La caratteristica più innovativa della teoria di Einstein è di ammettere soluzioni corrispondenti a
geometrie non elementari, come quelle che descrivono spazi-tempo dotati di cunicoli (in inglese
wormholes), cioè di strutture a geometria non semplicemente connessa che formano ponti fra
regioni diverse dello stesso universo o fra universi distinti. La più celebre di queste soluzioni è
quella di Swarzschild. Essa descrive due universi isometrici, asintoticamente piatti e vuoti eccetto
per la presenza della sorgente, che è in questo caso una stella sferica non rotante ed elettricamente
neutra. E' noto che se una stella ha una massa tanto grande da generare, nel corso della sua
evoluzione, un nucleo di massa superiore a circa 3,7 volte quella del Sole, allora è molto probabile
che esso collassi sotto il proprio peso, senza che alcuna forza possa opporvisi. Quando ciò accade, il
destino ultimo del nucleo è una concentrazione infinita di materia in un volume nullo, questo è uno
stato classicamente non descrivibile in termini fisici e che chiamiamo singolarità di curvatura.
Quando la stella è ridotta a un punto, i due universi appaiono connessi da un cunicolo (spaziale)

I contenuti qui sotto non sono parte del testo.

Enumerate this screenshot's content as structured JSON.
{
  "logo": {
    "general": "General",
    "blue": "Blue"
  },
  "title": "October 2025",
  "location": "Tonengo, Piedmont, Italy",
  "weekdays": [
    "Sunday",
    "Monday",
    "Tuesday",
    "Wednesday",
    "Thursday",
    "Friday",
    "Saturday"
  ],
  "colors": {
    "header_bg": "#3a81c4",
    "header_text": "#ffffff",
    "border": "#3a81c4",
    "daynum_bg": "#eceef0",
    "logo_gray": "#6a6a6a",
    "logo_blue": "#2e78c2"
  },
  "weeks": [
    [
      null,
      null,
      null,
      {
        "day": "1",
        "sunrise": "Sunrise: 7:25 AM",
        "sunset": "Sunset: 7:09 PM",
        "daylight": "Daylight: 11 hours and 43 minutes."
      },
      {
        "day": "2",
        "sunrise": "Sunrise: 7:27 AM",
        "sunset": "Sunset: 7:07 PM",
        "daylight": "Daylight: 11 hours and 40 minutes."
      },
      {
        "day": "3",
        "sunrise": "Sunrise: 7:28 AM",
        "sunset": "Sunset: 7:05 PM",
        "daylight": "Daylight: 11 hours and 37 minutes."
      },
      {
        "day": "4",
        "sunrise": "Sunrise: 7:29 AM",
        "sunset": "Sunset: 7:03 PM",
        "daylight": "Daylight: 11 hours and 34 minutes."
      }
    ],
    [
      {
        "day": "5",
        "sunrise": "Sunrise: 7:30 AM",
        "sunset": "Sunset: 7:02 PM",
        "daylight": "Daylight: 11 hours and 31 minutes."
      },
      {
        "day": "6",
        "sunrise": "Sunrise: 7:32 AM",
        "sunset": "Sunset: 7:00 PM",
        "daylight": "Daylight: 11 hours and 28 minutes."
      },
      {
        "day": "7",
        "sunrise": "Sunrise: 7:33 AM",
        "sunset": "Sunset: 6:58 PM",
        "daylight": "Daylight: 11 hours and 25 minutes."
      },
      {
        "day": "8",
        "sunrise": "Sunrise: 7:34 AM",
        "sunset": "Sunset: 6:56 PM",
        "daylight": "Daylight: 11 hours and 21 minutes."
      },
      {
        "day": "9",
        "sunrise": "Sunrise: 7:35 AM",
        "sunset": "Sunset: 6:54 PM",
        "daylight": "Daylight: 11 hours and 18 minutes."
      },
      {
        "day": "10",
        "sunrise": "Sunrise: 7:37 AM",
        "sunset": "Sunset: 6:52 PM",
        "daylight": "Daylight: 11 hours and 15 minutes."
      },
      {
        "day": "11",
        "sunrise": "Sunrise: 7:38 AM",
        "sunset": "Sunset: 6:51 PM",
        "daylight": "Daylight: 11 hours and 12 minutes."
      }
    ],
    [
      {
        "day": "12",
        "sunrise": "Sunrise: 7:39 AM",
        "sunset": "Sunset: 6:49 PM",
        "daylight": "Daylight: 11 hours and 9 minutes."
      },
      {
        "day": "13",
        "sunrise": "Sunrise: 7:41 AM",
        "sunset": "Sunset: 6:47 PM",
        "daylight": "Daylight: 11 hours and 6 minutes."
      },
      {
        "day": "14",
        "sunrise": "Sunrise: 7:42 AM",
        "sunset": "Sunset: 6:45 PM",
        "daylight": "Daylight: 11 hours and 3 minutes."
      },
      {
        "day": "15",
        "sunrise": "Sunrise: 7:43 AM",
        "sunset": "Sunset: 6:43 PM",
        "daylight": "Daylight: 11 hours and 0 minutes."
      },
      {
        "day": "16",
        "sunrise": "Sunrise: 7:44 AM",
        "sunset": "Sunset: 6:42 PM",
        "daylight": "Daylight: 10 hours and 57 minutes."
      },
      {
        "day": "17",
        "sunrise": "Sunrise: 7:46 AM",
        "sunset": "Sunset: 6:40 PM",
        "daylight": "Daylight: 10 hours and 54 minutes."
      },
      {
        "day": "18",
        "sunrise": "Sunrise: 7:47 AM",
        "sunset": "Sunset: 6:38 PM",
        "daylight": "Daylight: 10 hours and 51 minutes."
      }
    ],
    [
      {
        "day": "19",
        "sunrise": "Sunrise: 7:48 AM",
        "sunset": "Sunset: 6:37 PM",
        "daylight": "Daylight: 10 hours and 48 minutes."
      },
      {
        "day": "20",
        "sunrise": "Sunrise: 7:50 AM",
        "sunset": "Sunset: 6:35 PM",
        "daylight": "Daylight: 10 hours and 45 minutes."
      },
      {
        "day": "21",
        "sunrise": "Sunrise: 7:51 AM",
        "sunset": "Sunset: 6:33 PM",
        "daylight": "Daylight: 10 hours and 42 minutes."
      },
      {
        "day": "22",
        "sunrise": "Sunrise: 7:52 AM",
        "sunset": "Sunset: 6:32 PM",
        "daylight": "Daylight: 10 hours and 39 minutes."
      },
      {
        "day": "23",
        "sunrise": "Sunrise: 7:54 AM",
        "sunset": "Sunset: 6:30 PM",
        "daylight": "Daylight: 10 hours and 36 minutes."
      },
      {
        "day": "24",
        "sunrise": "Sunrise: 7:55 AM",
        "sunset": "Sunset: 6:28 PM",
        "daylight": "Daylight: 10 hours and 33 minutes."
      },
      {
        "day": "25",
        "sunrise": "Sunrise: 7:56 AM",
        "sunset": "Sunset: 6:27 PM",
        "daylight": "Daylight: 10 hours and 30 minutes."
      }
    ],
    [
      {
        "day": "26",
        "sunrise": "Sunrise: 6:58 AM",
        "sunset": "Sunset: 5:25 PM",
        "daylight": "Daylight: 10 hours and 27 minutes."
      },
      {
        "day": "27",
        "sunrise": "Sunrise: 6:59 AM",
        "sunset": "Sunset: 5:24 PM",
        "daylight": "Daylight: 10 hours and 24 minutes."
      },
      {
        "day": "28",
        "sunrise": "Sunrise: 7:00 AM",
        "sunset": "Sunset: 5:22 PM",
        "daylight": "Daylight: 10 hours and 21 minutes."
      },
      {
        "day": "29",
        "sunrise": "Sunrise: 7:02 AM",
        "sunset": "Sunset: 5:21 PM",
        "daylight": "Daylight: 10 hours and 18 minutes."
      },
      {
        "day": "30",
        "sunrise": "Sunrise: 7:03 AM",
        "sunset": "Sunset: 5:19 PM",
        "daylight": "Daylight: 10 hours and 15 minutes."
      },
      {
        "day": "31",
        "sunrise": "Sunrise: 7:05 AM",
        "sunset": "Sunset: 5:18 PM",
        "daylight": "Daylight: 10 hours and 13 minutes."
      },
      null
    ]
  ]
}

la cui massima restrizione è nota come "gola di Einstein-Rosen". Questa struttura topologica si
evidenzia studiando l'immersione di una qualunque sezione dello spazio-tempo di Swarzschild,
caratterizzata da un valore costante della coordinata tempo, in uno spazio euclideo. A dispetto della
suggestione della rappresentazione, il cunicolo non è attraversabile perché è ostruito dalla sorgente
puntiforme. Tuttavia, benché non siano direttamente connettibili, nel senso che un osservatore non
può passare da uno all'altro, i due universi sono assolutamente identici e scegliere di essere noi
stessi in uno o nell'altro è totalmente arbitrario. Nel caso in esame, la deformazione dello spaziotempo conseguente al collasso della stella, causa l'instaurarsi, sulla gola di Einstein-Rosen, di una
superficie di non ritorno, "l'orizzonte degli eventi", che impedisce a qualunque segnale di uscire dal
suo interno. Si ha cioè la formazione di un buco nero, che in già in quanto tale genera deformazioni
mareali tali da annichilire un corpo umano in una frazione infinitesimale di tempo - a meno che non
si considerino buchi neri di proporzioni enormi, da diecimila masse solari in su.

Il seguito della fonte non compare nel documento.